Addressing Period Poverty
Recently, Scotland’s Parliament passed the first stage of the Period Products (Free Provision) (Scotland) Bill. First proposed in 2017 by Scottish Parliament member Monica Lennon, the bill would require the government to ensure that free period products, such as tampons and pads, are available for any woman who needs them. The Scottish government estimates executing such a bill would require about £24 million annually to help women who have a hard time affording period products.
“Period poverty” is a term used, in part, to describe women who do not have the financial means to afford menstrual products. According to a study published by the International Federation of Gynecology and Obstetrics, over 500 million people across the globe cope with period poverty. In addressing this issue head on, Scotland’s Parliament had a two-hour candid debate about women’s health and the stigmatization of menstruation.
The stigma surrounding periods makes the topic one that is frequently abandoned between men and women. With society constructing this natural process as embarrassing or “unclean,” women are selective about who they discuss their menstrual cycles with and can often be found hiding their menstrual products up their sleeves or inside boots to avoid humiliation.
The need for more open conversation and education about menstruation could potentially lead to more legislation that may help the millions of women around the world who live in period poverty. Although multiple states in the U.S. (excluding Rhode Island), have outlawed taxes on menstrual products, Scotland’s first step towards free period products is a hopeful step for the future here.
—Kerry Torpey ’20
Voting Absentee for Primaries
With the 2020 primary season in full swing, now is the time to apply for your absentee ballot as soon as possible.
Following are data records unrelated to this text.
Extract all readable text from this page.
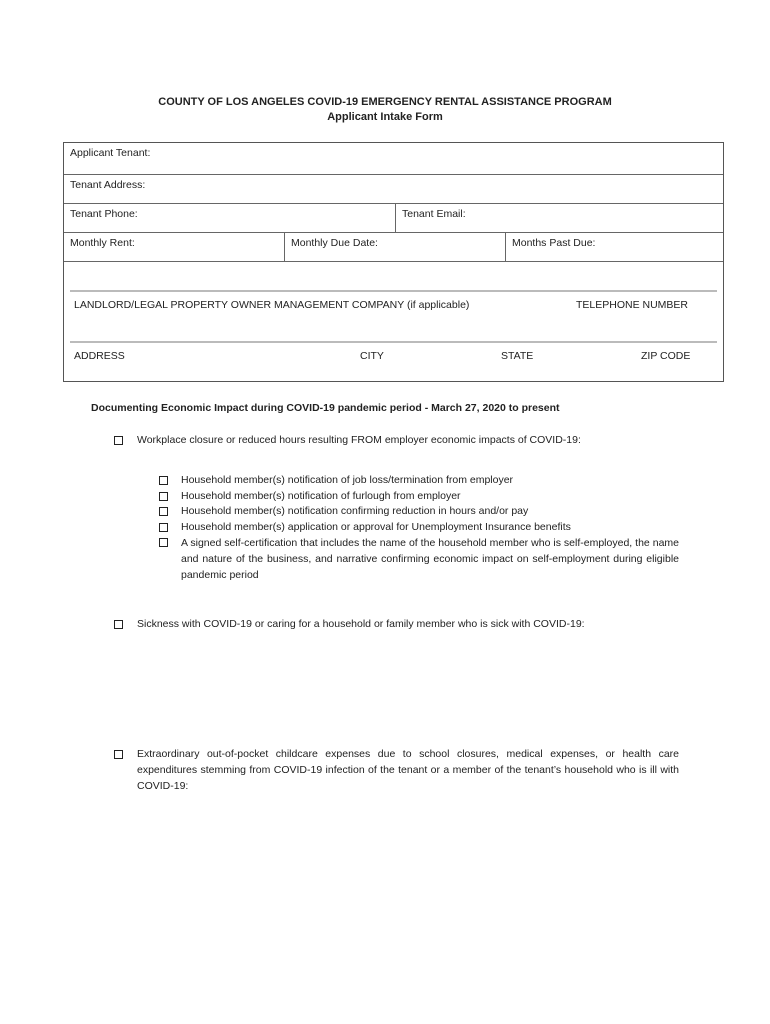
COUNTY OF LOS ANGELES COVID-19 EMERGENCY RENTAL ASSISTANCE PROGRAM
Applicant Intake Form
Applicant Tenant:
Tenant Address:
Tenant Phone:	Tenant Email:
Monthly Rent:	Monthly Due Date:	Months Past Due:
LANDLORD/LEGAL PROPERTY OWNER MANAGEMENT COMPANY (if applicable)	TELEPHONE NUMBER
ADDRESS	CITY	STATE	ZIP CODE
Documenting Economic Impact during COVID-19 pandemic period - March 27, 2020 to present
Workplace closure or reduced hours resulting FROM employer economic impacts of COVID-19:
Household member(s) notification of job loss/termination from employer
Household member(s) notification of furlough from employer
Household member(s) notification confirming reduction in hours and/or pay
Household member(s) application or approval for Unemployment Insurance benefits
A signed self-certification that includes the name of the household member who is self-employed, the name and nature of the business, and narrative confirming economic impact on self-employment during eligible pandemic period
Sickness with COVID-19 or caring for a household or family member who is sick with COVID-19:
Extraordinary out-of-pocket childcare expenses due to school closures, medical expenses, or health care expenditures stemming from COVID-19 infection of the tenant or a member of the tenant’s household who is ill with COVID-19:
In order to begin improving the health of our democracy, voter turnout proves imperative. To that end, participation in your state primary need not be sacrificed merely because you may be out of state during the time of the election.
An application for an absentee ballot can be completed within a matter of minutes at Vote.org—you will simply input your home address and a ballot can be mailed to you here at Providence College or to the location of your preference.
Although Super Tuesday has come to pass, the majority of states have still yet to vote in this highly contested race, with the Rhode Island, New York, Connecticut, and Pennsylvania primaries right around the corner on April 28.
In the meantime, it remains critical to the welfare of our nation that as many college students as possible research the politics of the remaining candidates in the race to fully participate as informed voters in the electoral process.
In turn, within our present electoral structure, casting a ballot in the primary election as an educated voter proves our best means of influencing whether the candidate that promises the brightest future for both the American and global public may be elected as president so that she or he may enact the change we hope to see in the world.
—Alyssa Cohen ’21
Eat Less Meat for the Environment
Students on Providence College’s campus are quite familiar with the idea of skipping meat once a week, since during the Lenten season PC offers no meat options in its dining halls on Fridays. However, there might be another lesser-known and non-religious reason why we should all consider skipping meat for a day: to decrease our impact on the environment.
According to the New York Times, 14.5 percent of the world’s greenhouse gas emissions per year come from the meat and dairy industry—roughly the same amount emitted by the various transportation industries.
This is a massive amount of emissions. However, it actually would not require massive lifestyle changes in order to improve this number. Making a difference does not actually require going vegan or vegetarian, or cutting out meat and animal products entirely. Simply eating less meat and dairy can significantly improve the toll that our eating habits are taking on the environment.
Small and simple diet adjustments can make all the difference, while still leaving room for the occasional cheeseburger. New York Times food writer Melissa Clark suggests an 80-20 strategy: following a diet composed 80 percent of plant-based foods, and 20 percent of meat and dairy.
Achieving this ratio could involve any number of changes, but a good place to start is with protein replacement: including more beans, chickpeas, and high-protein nuts (such as almonds) in your diet. New plant-based meats, like those offered by Beyond Meat—which is now featured at Dunkin’—are another great option if you find tofu unappealing.
Overall, while eating a more plant-based diet might boost your own physical health, it can definitely also help to improve the planet’s health in the process.